同社は、これまでもボルテックスを活用した開発に定評があり、レンチングファイバーズの精製セルロース繊維「テンセル」をボルテックスで紡績した糸「エコシル」は、抗ピリング性や生地にした際の独特のハリコシ感などで高い評価を得てきた。一方で近年、機能素材へのニーズが高まっていたことから、機能わたが多数存在するポリエステルをボルテックスで紡績する研究を行ってきた。
通常、ポリエステル100%をボルテックスで紡績すると油剤との関係で精紡室に不具合が生じ、可紡性が低下するという問題があった。これに対して三一紡績では、コーロンやヒュービスなど韓国のポリエステル短繊維メーカーと協力し、さらに油剤の調整も行うなどしてボルテックスによるポリエステル100%紡績糸「ポレクシル」の開発に成功した。
ポレクシルは、原綿にポリエステル機能わたを使用できることで「吸汗速乾、温度調整、抗菌、消臭、UVカット、接触冷汗など多彩な機能糸を生産できる」(イ・ウキョン部長)。もちろんボルテックス糸の特徴である抗ピリング性、吸水性、ハリコシ感も持つ。
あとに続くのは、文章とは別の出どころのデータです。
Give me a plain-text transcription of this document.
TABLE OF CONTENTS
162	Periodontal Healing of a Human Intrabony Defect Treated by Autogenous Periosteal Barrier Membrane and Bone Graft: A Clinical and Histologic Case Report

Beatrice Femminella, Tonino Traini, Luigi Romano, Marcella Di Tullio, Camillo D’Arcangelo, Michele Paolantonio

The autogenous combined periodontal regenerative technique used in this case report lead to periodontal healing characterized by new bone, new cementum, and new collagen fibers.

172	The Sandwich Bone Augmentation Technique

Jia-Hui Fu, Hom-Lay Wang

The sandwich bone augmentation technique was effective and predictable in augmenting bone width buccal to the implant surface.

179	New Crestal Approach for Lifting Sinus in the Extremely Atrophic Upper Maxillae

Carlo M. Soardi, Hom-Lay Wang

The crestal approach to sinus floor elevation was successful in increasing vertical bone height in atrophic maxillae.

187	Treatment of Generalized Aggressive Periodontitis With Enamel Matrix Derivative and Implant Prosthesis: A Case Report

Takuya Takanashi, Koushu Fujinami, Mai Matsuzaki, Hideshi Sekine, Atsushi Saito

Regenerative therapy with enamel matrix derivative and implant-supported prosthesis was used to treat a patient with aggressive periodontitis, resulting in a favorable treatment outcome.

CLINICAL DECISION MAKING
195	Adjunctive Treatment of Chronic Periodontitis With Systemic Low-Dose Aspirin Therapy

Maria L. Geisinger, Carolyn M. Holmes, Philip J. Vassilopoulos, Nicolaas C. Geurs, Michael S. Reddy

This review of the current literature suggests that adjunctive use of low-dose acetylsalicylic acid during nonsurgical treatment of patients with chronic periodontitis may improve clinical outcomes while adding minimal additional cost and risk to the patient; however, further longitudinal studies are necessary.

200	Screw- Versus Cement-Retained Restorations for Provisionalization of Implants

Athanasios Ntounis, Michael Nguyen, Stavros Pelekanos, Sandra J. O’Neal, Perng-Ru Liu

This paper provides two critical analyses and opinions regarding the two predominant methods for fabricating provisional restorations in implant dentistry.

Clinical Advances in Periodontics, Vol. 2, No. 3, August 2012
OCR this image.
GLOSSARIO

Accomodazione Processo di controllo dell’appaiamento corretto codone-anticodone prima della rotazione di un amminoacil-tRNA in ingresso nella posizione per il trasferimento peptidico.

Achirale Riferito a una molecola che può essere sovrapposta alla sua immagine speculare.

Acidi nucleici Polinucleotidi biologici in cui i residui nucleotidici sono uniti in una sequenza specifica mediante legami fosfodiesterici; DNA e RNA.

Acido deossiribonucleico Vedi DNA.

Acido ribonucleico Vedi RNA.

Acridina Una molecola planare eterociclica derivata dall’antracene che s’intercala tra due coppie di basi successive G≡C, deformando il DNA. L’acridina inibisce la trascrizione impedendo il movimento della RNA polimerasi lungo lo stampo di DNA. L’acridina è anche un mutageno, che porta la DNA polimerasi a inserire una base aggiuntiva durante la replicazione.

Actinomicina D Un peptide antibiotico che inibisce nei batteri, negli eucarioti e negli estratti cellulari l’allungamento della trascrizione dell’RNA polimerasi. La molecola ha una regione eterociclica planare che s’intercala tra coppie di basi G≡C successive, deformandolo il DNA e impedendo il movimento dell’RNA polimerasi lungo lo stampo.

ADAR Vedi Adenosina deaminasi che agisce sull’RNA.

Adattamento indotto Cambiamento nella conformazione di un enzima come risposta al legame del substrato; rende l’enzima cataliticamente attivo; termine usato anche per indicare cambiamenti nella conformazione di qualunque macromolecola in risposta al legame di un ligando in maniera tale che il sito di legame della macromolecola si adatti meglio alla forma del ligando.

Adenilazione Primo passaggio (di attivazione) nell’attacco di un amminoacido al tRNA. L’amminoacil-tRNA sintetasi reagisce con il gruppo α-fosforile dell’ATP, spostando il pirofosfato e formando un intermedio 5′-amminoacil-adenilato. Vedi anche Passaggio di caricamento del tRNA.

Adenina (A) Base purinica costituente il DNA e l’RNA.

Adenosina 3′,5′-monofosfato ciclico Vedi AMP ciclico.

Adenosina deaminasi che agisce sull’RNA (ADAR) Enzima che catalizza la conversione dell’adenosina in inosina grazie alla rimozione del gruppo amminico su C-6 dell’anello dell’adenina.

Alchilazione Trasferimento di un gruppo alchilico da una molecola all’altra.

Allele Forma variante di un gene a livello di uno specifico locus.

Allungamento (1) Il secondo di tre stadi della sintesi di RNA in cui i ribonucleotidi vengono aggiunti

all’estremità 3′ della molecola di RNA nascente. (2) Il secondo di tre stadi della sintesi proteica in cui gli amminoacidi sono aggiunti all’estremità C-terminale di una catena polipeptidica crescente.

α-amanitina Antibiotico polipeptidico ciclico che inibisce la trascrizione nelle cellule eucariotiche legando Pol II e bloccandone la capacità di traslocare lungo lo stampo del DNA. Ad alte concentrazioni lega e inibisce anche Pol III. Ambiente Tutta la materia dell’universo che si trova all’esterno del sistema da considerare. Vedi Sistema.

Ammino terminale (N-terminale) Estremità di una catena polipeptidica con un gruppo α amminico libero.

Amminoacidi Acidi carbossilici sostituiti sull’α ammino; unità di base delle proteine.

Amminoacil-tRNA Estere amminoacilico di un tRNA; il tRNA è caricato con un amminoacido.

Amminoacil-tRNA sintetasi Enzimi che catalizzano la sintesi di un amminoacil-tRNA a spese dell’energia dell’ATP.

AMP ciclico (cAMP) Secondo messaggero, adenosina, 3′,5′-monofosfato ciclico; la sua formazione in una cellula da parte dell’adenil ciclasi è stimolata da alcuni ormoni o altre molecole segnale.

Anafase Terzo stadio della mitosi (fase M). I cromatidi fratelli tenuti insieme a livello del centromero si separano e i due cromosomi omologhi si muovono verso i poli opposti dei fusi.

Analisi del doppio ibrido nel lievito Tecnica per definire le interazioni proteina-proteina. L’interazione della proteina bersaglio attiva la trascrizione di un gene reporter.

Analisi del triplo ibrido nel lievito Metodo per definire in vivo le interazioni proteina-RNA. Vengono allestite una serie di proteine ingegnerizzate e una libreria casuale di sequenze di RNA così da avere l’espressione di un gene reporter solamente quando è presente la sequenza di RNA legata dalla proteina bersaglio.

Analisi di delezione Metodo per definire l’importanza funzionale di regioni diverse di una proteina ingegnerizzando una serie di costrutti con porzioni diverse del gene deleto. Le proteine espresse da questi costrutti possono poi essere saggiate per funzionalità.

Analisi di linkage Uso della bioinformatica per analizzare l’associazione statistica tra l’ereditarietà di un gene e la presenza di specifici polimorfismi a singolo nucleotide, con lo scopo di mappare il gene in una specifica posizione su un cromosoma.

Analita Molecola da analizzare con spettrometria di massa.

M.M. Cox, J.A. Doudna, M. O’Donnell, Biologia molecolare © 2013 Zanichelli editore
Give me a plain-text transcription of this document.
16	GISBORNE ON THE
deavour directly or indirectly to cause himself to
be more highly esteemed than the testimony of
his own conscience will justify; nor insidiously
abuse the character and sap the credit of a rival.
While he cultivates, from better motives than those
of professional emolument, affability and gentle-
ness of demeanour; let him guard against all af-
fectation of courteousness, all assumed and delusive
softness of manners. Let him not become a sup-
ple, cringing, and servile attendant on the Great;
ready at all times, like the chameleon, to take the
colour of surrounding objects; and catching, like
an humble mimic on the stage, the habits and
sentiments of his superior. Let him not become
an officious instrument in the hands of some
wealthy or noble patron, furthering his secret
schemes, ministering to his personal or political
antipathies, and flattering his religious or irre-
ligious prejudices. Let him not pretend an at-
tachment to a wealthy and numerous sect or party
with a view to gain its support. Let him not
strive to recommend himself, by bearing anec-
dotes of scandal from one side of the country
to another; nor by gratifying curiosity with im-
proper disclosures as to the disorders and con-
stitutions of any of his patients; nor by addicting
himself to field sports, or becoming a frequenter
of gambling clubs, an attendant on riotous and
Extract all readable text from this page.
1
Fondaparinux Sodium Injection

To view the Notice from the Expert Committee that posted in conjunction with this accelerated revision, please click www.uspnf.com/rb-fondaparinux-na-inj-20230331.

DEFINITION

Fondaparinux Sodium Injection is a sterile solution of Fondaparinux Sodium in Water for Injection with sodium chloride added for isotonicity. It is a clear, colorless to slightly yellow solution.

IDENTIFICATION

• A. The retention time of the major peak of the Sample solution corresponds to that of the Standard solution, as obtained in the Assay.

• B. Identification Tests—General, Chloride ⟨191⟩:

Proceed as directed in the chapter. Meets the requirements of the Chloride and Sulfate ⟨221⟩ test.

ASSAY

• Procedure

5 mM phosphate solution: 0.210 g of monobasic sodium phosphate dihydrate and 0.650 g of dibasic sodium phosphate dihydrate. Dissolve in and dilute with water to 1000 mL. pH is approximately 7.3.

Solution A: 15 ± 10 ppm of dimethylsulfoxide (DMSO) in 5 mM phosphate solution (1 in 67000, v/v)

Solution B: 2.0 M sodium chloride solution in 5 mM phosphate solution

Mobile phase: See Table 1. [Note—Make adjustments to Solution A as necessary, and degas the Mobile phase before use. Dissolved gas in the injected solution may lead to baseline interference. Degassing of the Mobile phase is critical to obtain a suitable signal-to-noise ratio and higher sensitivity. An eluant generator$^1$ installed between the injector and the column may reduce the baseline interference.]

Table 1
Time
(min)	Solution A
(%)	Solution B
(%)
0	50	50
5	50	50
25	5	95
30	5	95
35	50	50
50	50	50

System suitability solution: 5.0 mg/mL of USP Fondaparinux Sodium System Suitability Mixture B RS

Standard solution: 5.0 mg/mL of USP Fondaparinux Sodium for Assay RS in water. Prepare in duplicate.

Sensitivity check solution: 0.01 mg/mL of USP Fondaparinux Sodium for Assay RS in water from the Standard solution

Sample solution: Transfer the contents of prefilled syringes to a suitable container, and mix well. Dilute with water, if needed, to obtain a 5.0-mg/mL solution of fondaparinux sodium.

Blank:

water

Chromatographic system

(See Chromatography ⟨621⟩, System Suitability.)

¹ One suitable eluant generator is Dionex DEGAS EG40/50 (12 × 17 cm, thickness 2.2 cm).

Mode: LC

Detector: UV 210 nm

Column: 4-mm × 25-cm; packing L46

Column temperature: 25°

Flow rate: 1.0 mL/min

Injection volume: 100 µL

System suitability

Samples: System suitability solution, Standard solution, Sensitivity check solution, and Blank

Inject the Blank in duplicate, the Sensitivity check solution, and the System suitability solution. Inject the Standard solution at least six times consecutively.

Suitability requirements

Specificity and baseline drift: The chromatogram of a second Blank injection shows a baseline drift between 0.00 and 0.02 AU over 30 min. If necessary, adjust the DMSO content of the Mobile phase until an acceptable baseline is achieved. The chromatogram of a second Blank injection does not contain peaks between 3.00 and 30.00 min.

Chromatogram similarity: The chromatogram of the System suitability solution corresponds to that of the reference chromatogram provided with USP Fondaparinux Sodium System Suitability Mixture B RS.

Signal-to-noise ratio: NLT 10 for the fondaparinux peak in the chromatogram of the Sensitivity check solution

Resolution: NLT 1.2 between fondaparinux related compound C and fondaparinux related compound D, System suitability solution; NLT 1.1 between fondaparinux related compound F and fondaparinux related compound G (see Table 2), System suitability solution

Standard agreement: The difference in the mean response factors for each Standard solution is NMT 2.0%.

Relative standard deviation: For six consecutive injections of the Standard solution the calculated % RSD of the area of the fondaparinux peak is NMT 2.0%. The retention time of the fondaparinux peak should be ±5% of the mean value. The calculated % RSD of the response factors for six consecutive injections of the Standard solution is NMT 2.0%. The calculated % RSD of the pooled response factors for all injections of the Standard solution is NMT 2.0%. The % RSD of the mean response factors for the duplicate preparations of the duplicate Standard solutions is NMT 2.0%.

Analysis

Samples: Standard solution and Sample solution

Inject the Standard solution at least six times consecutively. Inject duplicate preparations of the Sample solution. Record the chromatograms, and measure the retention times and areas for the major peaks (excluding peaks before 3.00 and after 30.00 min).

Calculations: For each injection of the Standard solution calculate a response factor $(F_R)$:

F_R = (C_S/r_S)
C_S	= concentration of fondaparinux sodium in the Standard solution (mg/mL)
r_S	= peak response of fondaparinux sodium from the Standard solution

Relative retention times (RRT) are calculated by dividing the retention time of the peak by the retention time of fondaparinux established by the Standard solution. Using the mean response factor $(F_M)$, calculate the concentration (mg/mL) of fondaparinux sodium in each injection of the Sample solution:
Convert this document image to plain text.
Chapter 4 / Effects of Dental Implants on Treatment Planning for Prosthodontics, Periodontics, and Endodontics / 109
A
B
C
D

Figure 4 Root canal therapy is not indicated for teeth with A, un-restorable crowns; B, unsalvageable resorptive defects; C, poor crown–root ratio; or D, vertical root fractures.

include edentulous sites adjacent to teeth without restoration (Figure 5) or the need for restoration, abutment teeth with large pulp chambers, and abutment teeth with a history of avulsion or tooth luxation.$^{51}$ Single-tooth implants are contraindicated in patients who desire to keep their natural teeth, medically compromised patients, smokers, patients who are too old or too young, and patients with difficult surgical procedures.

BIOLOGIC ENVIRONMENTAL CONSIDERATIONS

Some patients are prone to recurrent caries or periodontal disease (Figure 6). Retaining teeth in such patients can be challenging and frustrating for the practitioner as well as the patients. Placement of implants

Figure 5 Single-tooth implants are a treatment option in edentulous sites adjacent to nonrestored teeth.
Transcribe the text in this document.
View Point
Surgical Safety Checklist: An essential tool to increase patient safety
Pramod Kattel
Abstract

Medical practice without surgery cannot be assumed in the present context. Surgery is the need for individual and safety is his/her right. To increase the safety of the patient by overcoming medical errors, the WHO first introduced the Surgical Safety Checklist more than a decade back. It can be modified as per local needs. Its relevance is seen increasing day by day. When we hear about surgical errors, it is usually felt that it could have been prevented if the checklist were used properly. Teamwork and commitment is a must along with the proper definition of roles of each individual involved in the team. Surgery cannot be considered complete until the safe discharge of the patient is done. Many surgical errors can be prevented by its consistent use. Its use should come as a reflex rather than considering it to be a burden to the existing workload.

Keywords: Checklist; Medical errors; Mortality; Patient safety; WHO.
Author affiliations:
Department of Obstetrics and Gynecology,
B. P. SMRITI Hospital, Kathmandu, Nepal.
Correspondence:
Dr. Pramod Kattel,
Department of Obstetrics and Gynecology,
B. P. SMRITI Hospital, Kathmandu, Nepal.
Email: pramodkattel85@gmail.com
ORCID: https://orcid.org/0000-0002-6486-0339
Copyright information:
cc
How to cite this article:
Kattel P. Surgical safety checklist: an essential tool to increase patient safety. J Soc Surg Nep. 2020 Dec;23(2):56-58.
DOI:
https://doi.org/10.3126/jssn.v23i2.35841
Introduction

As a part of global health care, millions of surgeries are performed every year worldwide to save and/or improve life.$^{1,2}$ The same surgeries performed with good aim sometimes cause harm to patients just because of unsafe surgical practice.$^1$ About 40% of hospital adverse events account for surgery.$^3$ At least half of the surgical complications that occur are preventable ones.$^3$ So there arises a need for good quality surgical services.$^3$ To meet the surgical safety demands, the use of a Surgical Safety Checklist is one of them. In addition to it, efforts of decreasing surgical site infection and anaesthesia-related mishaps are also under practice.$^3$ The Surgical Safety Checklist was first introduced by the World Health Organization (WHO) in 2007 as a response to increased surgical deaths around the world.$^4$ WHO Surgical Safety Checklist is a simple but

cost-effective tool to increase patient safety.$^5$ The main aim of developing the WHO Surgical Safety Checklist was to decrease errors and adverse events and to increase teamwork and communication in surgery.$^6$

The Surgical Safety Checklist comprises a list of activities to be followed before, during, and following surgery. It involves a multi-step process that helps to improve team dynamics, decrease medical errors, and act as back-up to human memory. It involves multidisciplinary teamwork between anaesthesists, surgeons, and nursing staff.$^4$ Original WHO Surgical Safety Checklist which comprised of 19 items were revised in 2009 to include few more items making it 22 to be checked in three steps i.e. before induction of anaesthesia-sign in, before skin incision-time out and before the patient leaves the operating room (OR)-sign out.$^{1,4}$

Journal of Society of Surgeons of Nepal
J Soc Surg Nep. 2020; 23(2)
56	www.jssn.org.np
同社ではポリエステル50%混までをポレクシルのブランドで展開する。まずは、これまで同社のレーヨン紡績糸やポリエステル・レーヨン混紡糸、レーヨン・綿混紡糸などを使用していたユーザーに販売を進める考えで、先染め織物や丸編み地用途で原糸からの機能素材化の可能性を提案する。日本を含めた海外市場にも積極的に提案する。